Losses in all but two of their games the rest of the way left Niagara at 6-25 entering the MAAC tournament in Springfield, where Casey's young team built a 24-point lead on two separate occasions against Marist before the Red Foxes willed their way back in a thrilling late night opening round game that the Purple Eagles needed all of Mason's 38 points to survive, escaping with a 78-76 victory before seeing their season come to an end two nights later against Quinnipiac.
All in all, despite a 7-26 record, Niagara played much better than their record let on in most instances, with Mason's 25.6 points per game; second in the nation behind only Doug McDermott after the New Rochelle native led the country for most of the year, nearly tripling the team's second-best output, a 9.7 mark from graduating sharpshooter Marvin Jordan.
"I think the thing that has to be done when putting the roster together," Casey told us last summer before he began his initial season at the helm in western New York, "is add to our depth and add to our scoring ability, because we've lost some of that."

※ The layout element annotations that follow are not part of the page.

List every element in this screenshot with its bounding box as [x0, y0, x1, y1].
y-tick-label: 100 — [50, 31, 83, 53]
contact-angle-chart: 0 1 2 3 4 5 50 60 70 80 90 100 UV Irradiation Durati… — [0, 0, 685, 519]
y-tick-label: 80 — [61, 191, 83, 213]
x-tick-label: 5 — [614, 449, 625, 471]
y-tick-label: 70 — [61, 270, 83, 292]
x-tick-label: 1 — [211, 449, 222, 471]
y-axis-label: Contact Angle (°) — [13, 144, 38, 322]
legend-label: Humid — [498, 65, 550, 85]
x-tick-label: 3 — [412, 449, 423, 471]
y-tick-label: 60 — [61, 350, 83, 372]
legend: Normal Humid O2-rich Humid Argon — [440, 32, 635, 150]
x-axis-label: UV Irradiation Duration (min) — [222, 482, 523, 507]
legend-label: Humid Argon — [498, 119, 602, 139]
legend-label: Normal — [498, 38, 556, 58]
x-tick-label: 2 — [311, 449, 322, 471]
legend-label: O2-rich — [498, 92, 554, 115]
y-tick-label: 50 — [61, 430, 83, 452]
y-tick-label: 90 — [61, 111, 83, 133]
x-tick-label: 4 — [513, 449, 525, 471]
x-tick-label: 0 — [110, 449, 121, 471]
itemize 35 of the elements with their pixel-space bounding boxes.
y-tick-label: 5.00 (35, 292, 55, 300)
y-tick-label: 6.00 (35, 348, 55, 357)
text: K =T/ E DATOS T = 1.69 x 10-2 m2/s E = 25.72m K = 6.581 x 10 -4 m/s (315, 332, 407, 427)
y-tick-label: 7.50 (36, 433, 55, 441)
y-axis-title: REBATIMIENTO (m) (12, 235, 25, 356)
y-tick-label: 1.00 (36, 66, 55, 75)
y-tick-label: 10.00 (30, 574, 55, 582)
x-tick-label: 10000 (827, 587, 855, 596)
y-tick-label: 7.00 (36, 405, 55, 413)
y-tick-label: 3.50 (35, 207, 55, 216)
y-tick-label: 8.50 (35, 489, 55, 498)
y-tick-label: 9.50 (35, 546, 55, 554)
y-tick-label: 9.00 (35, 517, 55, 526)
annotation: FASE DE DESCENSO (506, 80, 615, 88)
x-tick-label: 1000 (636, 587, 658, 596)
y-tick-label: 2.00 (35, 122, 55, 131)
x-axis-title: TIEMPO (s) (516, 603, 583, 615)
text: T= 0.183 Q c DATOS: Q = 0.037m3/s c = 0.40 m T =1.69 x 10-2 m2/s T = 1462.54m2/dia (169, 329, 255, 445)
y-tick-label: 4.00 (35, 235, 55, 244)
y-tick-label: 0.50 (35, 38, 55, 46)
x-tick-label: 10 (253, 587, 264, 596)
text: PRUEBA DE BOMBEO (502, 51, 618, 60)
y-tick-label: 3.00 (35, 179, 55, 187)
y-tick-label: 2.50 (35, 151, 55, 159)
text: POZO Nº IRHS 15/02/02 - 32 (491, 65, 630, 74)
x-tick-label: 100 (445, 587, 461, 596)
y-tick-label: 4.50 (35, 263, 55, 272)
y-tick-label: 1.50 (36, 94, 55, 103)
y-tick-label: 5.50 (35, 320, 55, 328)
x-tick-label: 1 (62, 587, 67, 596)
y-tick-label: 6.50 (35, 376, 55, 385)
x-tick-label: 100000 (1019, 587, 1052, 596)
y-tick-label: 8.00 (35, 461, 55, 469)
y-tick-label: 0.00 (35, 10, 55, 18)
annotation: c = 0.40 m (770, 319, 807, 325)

Add to the depth, they did, in the form of freshmen Ramone Snowden and Wesley Myers, who complemented Mason well in Niagara's three-and four-guard sets alongside forward Joe Thomas and fifth-year senior Marcus Ware. Thomas will return next season along with Snowden and Myers, as will Rhode Island expatriate Rayvon Harris, with Iowa State transfer Cameron Fowler expected to fill the position vacated by Tahjere McCall, who was granted his release last month. Sophomore guard Emile Blackman, who played for Casey at LIU Post before joining him at Niagara, should also be an integral piece to the backcourt for a team who will make a jump toward the middle of the standings next season, led by a Player of the Year contender in Mason.